We can create an environment for mlst as follows:
(base) >$ conda create -n mlst_env
This will create an environment space called mlst_env
that we can now activate and install tools into.
Before we can use our new environment, we have to activate it. We use the activate command.
If we have already activated a conda environment (including the base
environment) we just have to use the conda activate <environment-name>
command.
However, if we haven't activated Conda yet and we know the name of the environment we want to activate then we have to source it just like we did for the original (base) environment. source ~/miniconda3/bin/activate <environment-name>
.
We have already got Conda activated so we switch to mlst_env
as follows:
(base) >$ conda activate mlst_env
Immediately, you'll notice that the prompt has changed and now we have it prepended with (mlst_env)
instead of (base)
.
NOTE: You can only have one environment activated at a time (for each SSH session.)
If we run conda list
now it should be empty..
(mlst_env) >$ conda list
# packages in environment at /home/ubuntu/miniconda3/envs/mlst_env:
#
# Name Version Build Channel
Now that we have activated our environment, we can install tools into it.
(mlst_env) >$ conda install mlst
It will take quite a long time to install it as it has a LOT of dependencies.
But it will happen and when it's finished we can check it out.
(mlst_env) >$ mlst --help
SYNOPSIS
Automatic MLST calling from assembled contigs
USAGE
% mlst --list # list known schemes
% mlst [options] <contigs.{fasta,gbk,embl}[.gz] # auto-detect scheme
% mlst --scheme <scheme> <contigs.{fasta,gbk,embl}[.gz]> # force a scheme
GENERAL
--help This help
--version Print version and exit(default ON)
--check Just check dependencies and exit (default OFF)
--quiet Quiet - no stderr output (default OFF)
--threads [N] Number of BLAST threads (suggest GNU Parallel instead) (default '1')
--debug Verbose debug output to stderr (default OFF)
SCHEME
--scheme [X] Don't autodetect, force this scheme on all inputs (default '')
--list List available MLST scheme names (default OFF)
--longlist List allelles for all MLST schemes (default OFF)
--exclude [X] Ignore these schemes (comma sep. list) (default 'ecoli_2,abaumannii')
OUTPUT
--csv Output CSV instead of TSV (default OFF)
--json [X] Also write results to this file in JSON format (default '')
--label [X] Replace FILE with this name instead (default '')
--nopath Strip filename paths from FILE column (default OFF)
--novel [X] Save novel alleles to this FASTA file (default '')

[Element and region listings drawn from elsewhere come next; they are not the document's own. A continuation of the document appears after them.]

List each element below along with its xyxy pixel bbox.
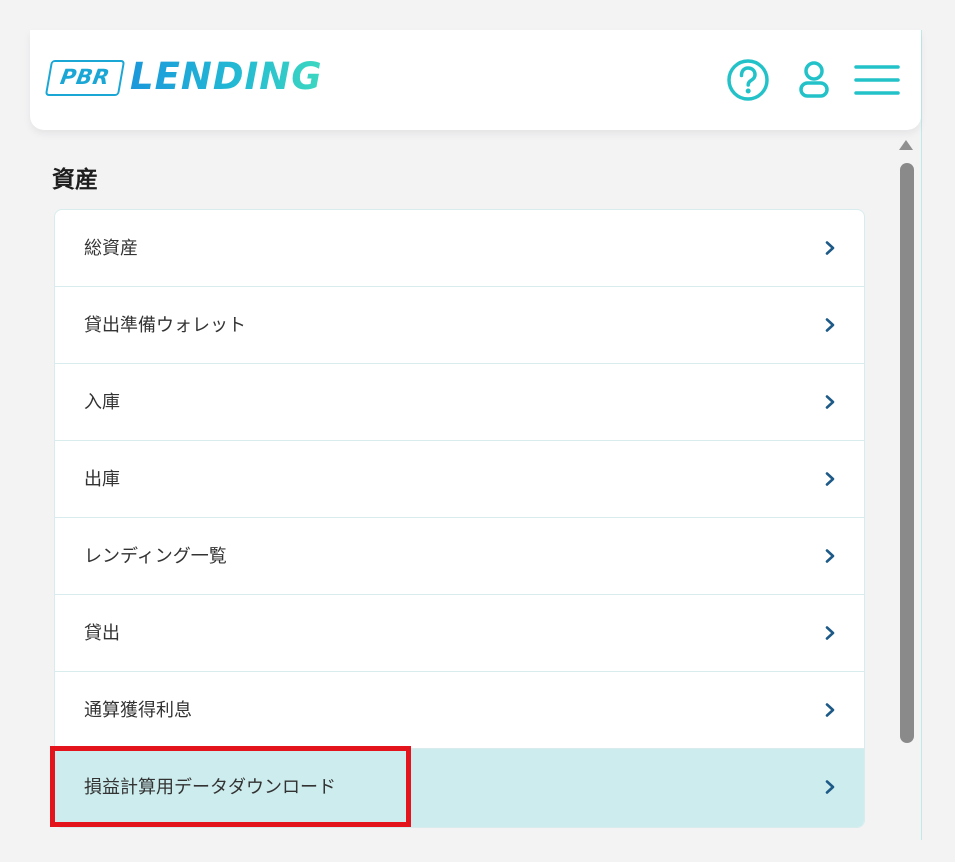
- menu-item-label: 通算獲得利息: [84, 700, 192, 721]
- scrollbar-thumb[interactable]: [900, 163, 914, 743]
- logo-badge-text: PBR: [58, 65, 112, 89]
- chevron-right-icon: [825, 318, 835, 332]
- menu-item-label: 貸出準備ウォレット: [84, 315, 246, 336]
- user-icon[interactable]: [790, 56, 838, 104]
- help-icon[interactable]: [724, 56, 772, 104]
- menu-item-lend[interactable]: 貸出: [55, 595, 864, 672]
- menu-item-label: 入庫: [84, 392, 120, 413]
- menu-item-total-assets[interactable]: 総資産: [55, 210, 864, 287]
- section-title: 資産: [52, 167, 98, 193]
- chevron-right-icon: [825, 703, 835, 717]
- hamburger-menu-icon[interactable]: [852, 56, 900, 104]
- chevron-right-icon: [825, 780, 835, 794]
- menu-item-lending-list[interactable]: レンディング一覧: [55, 518, 864, 595]
- menu-item-total-interest[interactable]: 通算獲得利息: [55, 672, 864, 749]
- logo-badge: PBR: [44, 60, 126, 96]
- menu-item-withdrawal[interactable]: 出庫: [55, 441, 864, 518]
- right-edge-line: [921, 30, 922, 840]
- menu-item-label: 損益計算用データダウンロード: [84, 777, 336, 798]
- chevron-right-icon: [825, 626, 835, 640]
- scrollbar-up-arrow[interactable]: [899, 140, 913, 150]
- chevron-right-icon: [825, 395, 835, 409]
- menu-item-lending-wallet[interactable]: 貸出準備ウォレット: [55, 287, 864, 364]
- menu-item-label: レンディング一覧: [84, 546, 227, 567]
- app-header: PBR LENDING: [30, 30, 921, 130]
- menu-item-label: 総資産: [84, 238, 138, 259]
- logo-text: LENDING: [130, 55, 323, 98]
- chevron-right-icon: [825, 241, 835, 255]
- menu-item-deposit[interactable]: 入庫: [55, 364, 864, 441]
- menu-item-pl-data-download[interactable]: 損益計算用データダウンロード: [55, 749, 864, 827]
- menu-item-label: 出庫: [84, 469, 120, 490]
- menu-item-label: 貸出: [84, 623, 120, 644]
- chevron-right-icon: [825, 549, 835, 563]
- asset-menu-list: 総資産 貸出準備ウォレット 入庫 出庫 レンディング一覧 貸出 通算獲得利息 損…: [54, 209, 865, 828]
- chevron-right-icon: [825, 472, 835, 486]
- app-frame: PBR LENDING 資産 総資産 貸出準備ウォレット 入庫 出庫 レンディン…: [0, 0, 955, 862]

--legacy Use old legacy output with allele header row (requires --scheme) (default OFF)
SCORING
--minid [n.n] DNA %identity of full allelle to consider 'similar' [~] (default '95')
--mincov [n.n] DNA %cov to report partial allele at all [?] (default '10')
--minscore [n.n] Minumum score out of 100 to match a scheme (when auto --scheme) (default '50')
PATHS
--blastdb [X] BLAST database (default '/home/ubuntu/miniconda3/envs/abricate_env/bin/../db/blast/mlst.fa')
--datadir [X] PubMLST data (default '/home/ubuntu/miniconda3/envs/abricate_env/bin/../db/pubmlst')
HOMEPAGE
https://github.com/tseemann/mlst - Torsten Seemann
We can manipulate what is installed in this environment in the same manner we did for the (base)
environment.
The above was a few too many steps and as computer scientists we like typing less.. So..
Lets create a new environment for version 1.8 of samtools as well as BWA and install them too.
We can do it all with one command.
First we need to exit the (mlst_env)
environment and go back to the (base)
environment.
(mlst_env) >$ conda deactivate
Now we can create our new environment for samtools and install it.
(base) >$ conda create -n bwa_samtools_1_8 samtools==1.8 bwa
This command will create an environment called bwa_samtools_1_8
and then install samtools version 1.8 and a compatible version of bwa into it.
Cool huh?
Well, that's it. Hopefully you now understand how to use conda and conda environments to install and use all of your favourite tools!